The former Social Security adviser to President George W. Bush says that Bush’s signature proposal for personal Social Security retirement accounts may no longer be tenable and might have to be set aside when political leaders next get around to trying to fix the nation’s troubled retirement system.
In an interview with The Daily Caller, Charles Blahous, who helped Bush craft and promote the accounts, indicated that while the personal accounts were doable while Bush was still president, the current deficit makes the idea less practical today.
“We may now be in a place where that ship has sailed,” he said. “Taking on any advance funding of future liabilities may be a bridge further than we can go.”
The accounts, which would have included an option for investment in the stock market, lit a firestorm when Bush proposed to make them part of Social Security reform legislation in 2005. Democrats trained their fire on the accounts, accusing Bush of wanting to “privatize” Social Security. Many Republicans, including Blahous, believe Democrats used the accounts proposal as an excuse for refusing to negotiate with Bush on Social Security reform.

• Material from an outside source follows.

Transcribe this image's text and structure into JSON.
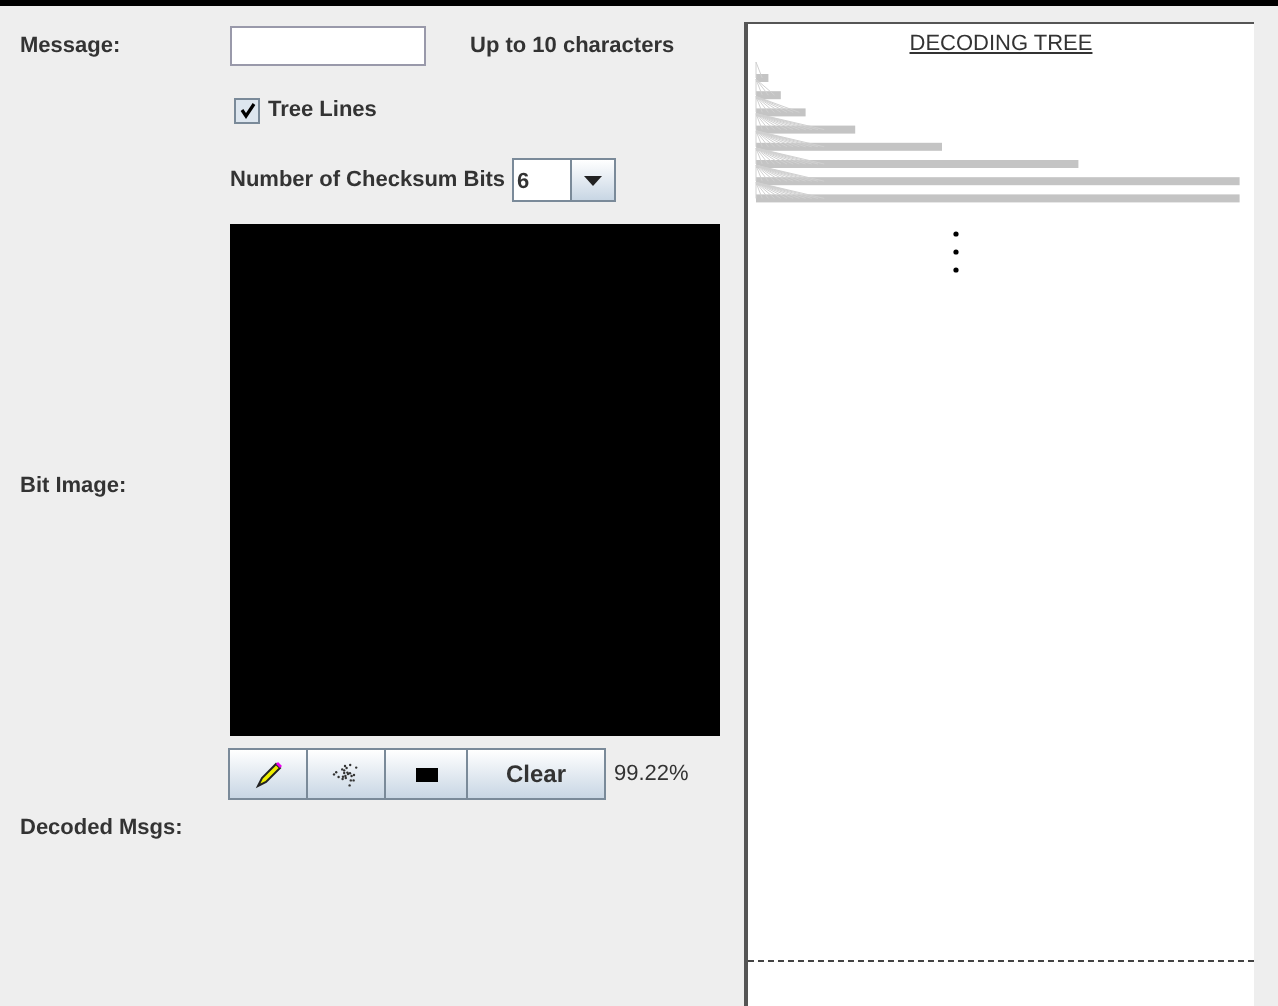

Bush’s proposals failed, and the death of his top domestic priority is widely credited with helping cripple his domestic agenda for the remainder of his term.
Blahous noted Democrats refused in 2005 to discuss a Senate proposal that did not include the accounts. “It wasn’t that they wanted to talk to talk about other ideas but not Social Security accounts,” he said. “It was a total shutdown.”
Bush’s plan, which Blahous still supports in theory, might not work today because initiating the accounts requires upfront funding from the federal government, which is more difficult to do when the top priority in Washington currently is cutting deficits.
As explained in Blahous’s new book, “Social Security: The Unfinished Work,” funding personal accounts with existing Social Security taxes requires the government to either take on more debt or divert spending from existing programs – the latter being the method preferred by Blahous — since Social Security taxes currently are not saved but instead spent by the government.
This is one of several facts about Social Security – explained in detail in Blahous’s book – that are commonly understood by Social Security experts but misperceived by many in the general public.
Social Security is a “pay-as-you-go” system, and was never intended to be anything else. People do not contribute funds while they work and then retrieve them at retirement. Instead, current workers fund current retirees.
According to Blahous, Bush’s effort to introduce the accounts was meant in part to make the system more equitable between generations by making current workers save for their own retirement.
This “pre-funding” would have forced the government to start paying some of its Social Security obligations today – by putting money into the accounts — rather than scrambling for the money down the road.
The scramble that lies ahead is the heart of Blahous’s book, which argues that saving Social Security requires immediate action as Social Security taxes are spent instead of saved.